Dr. Loewy worked over his decades-long career at Washington University to uncover connections between the peripheral and central nervous systems.
Arthur Loewy’s career started with a PhD in Anatomy from the University of Wisconsin-Madison and culminated in 42 years as a faculty member in the Department of Neuroscience at Washington University. He began as a neuroanatomist, mapping connections between the hypothalamus and autonomic nervous system, which regulates involuntary processes such as breathing and heartrate. Later, he developed tools to trace those same connections with greater precision, paving the way to the widespread use of viruses in neuroscience. All of his work contributed to a greater understanding of how the brain speaks to and regulates diverse functions of the peripheral nervous system, from the fight-or-flight response to salt tasting.
In 1976, Loewy and colleagues showed for the first time that some of the descending hypothalamic pathways connect directly to the preganglionic nuclei of the peripheral nervous system. Before this study, researchers had speculated that the autonomic nervous system was under control of the central nervous system. But the 1976 paper was one of the first to confirm this by identifying a neuronal network in the brain controlling neurons in the autonomic nervous system. In a commentary about the study published in 2016, Loewy and two of his coauthors on the 1976 paper wrote, “The findings in the 1976 paper focused Arthur Loewy on studying central autonomic control pathways, a direction that he and his collaborators have pursued for almost 40 years.”
This technique was monumentally important in figuring out the connections of the brain to the sympathetic nervous system.Joel Geerling, MD, PhD
During that time, he continued to make profound contributions to the field, including technique innovations. In 1990, Loewy and then-graduate student Alison Strack developed a tool that allowed them to trace these central and peripheral nervous system connections with greater precision than the horseradish peroxidase they injected the neurons with in 1976. Horseradish peroxidase was a commonly used retrograde tracer but is limited in sensitivity due to its inefficient uptake by neurons. In the preceding decade, others in the field had pioneered the use of viruses as retrograde tracer. In search of an even better tracer, Loewy and Strack demonstrated that the Bartha strain of pseudorabies virus, a version of herpesvirus that is used to vaccinate pigs, travels backwards from postsynaptic to presynaptic neurons. Loewy and Strack deployed the virus to trace connections in the sympathetic nervous system of rats. Not only was this technique “monumentally important in figuring out the connections of the brain to the sympathetic nervous system,” said Joel Geerling, MD, PhD, a former Loewy Lab MD/PhD student who is now a clinician scientist at the University of Iowa, it also paved the way for the widespread usage of viruses as tools to manipulate and assess neuronal networks.
Loewy and his team leveraged this technique in 1995 to find the neurons that are responsible for the fight-or-flight response. While researchers had predicted since the 1920s that so-called “command neurons” existed in the central nervous system to regulate sympathetic responses, finding those neurons proved tricky. In work published in Science, Loewy and his coauthors described the use of two engineered strains of pseudorabies virus to locate those command neurons in several regions of both the brain and spinal cord of rats.
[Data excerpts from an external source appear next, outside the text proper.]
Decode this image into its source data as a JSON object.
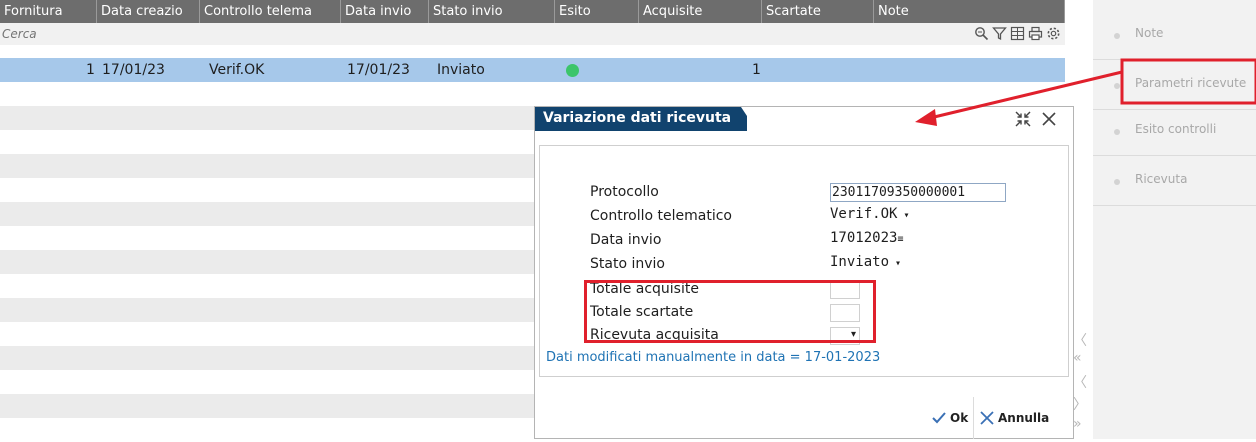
{
  "table": {
    "columns": [
      {
        "label": "Fornitura",
        "width": 97
      },
      {
        "label": "Data creazio",
        "width": 103
      },
      {
        "label": "Controllo telema",
        "width": 141
      },
      {
        "label": "Data invio",
        "width": 88
      },
      {
        "label": "Stato invio",
        "width": 126
      },
      {
        "label": "Esito",
        "width": 84
      },
      {
        "label": "Acquisite",
        "width": 123
      },
      {
        "label": "Scartate",
        "width": 112
      },
      {
        "label": "Note",
        "width": 191
      }
    ],
    "search_placeholder": "Cerca",
    "rows": [
      {
        "fornitura": "1",
        "data_creazione": "17/01/23",
        "controllo": "Verif.OK",
        "data_invio": "17/01/23",
        "stato": "Inviato",
        "esito": "green-dot",
        "acquisite": "1"
      }
    ],
    "toolbar_icons": [
      "zoom-icon",
      "filter-icon",
      "excel-icon",
      "print-icon",
      "settings-icon"
    ]
  },
  "right_panel": {
    "items": [
      "Note",
      "Parametri ricevute",
      "Esito controlli",
      "Ricevuta"
    ]
  },
  "dialog": {
    "title": "Variazione dati ricevuta",
    "fields": {
      "protocollo": {
        "label": "Protocollo",
        "value": "23011709350000001"
      },
      "controllo": {
        "label": "Controllo telematico",
        "value": "Verif.OK"
      },
      "data_invio": {
        "label": "Data invio",
        "value": "17012023"
      },
      "stato_invio": {
        "label": "Stato invio",
        "value": "Inviato"
      },
      "totale_acquisite": {
        "label": "Totale acquisite",
        "value": ""
      },
      "totale_scartate": {
        "label": "Totale scartate",
        "value": ""
      },
      "ricevuta_acquisita": {
        "label": "Ricevuta acquisita",
        "value": ""
      }
    },
    "manual_note": "Dati modificati manualmente in data = 17-01-2023",
    "ok_label": "Ok",
    "cancel_label": "Annulla"
  },
  "colors": {
    "header_bg": "#6d6d6d",
    "selected_row": "#a6c8ea",
    "dialog_title_bg": "#11436e",
    "highlight_red": "#e0202c",
    "status_green": "#3cc56a",
    "link_blue": "#1f73b4"
  }
}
Several years after this discovery, Geerling started at WashU as a medical student and after spending time in Loewy’s lab following his first year of medical school he switched gears to the Medical Scientist Training Program to incorporate a PhD. And while the research was fascinating, it was also Loewy’s support and mentorship that drew Geerling to work with him. “He talked to me like an adult, like an equal,” Geerling explained.
They embarked together on a project to better understand a subset of neurons located in the lower brainstem that are particularly sensitive to the hormone aldosterone, known as HSD2 neurons. The original idea, Geerling said, was that—because aldosterone is important for regulating blood volume, blood pressure, and renal sodium excretion—these neurons would be another link between the central and the sympathetic nervous systems. Instead, as they mapped out the HSD2 neuronal connections, they found that these neurons are active when sodium appetite is high, and then they get shut off when rats eat salt or drink saline.
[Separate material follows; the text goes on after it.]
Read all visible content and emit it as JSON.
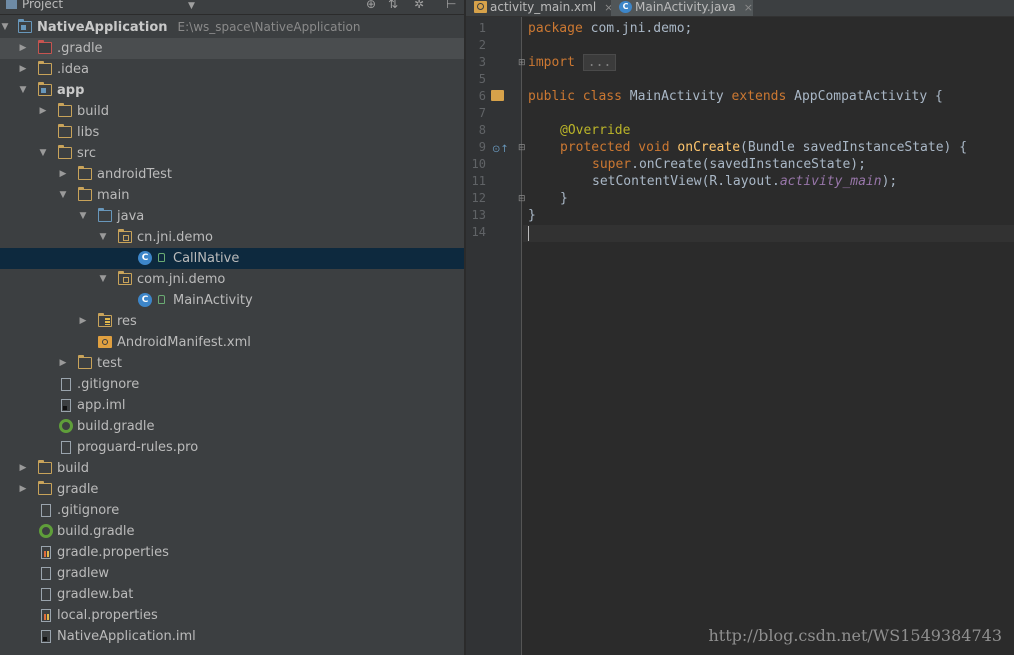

It wasn’t a traditional story of connection between central and peripheral, but Loewy embraced their exploration of neuronal and hormonal control of sodium appetite, working with Geerling and others for years on this new direction, publishing multiple papers and reviews along the way. “Anybody who knows Arthur will always tell you that he was most proud of the project he was currently working on,” said Paul Shaw, a Professor of Neuroscience at WashU whose lab neighbored Loewy’s for more than a decade.
“He was a forward-looking scientist, and he had great questions,” Shaw continued. Loewy made contributions—both scientifically and as a colleague and friend. “Even at the end, he was at the bench doing science, but he still would check in on everybody to make sure they were doing okay,” Shaw added. Before Loewy passed away in 2017, Geerling would visit him in hospice care and their conversations were just as intense as when they were in the lab. “When we talked about science, he would just come alive.”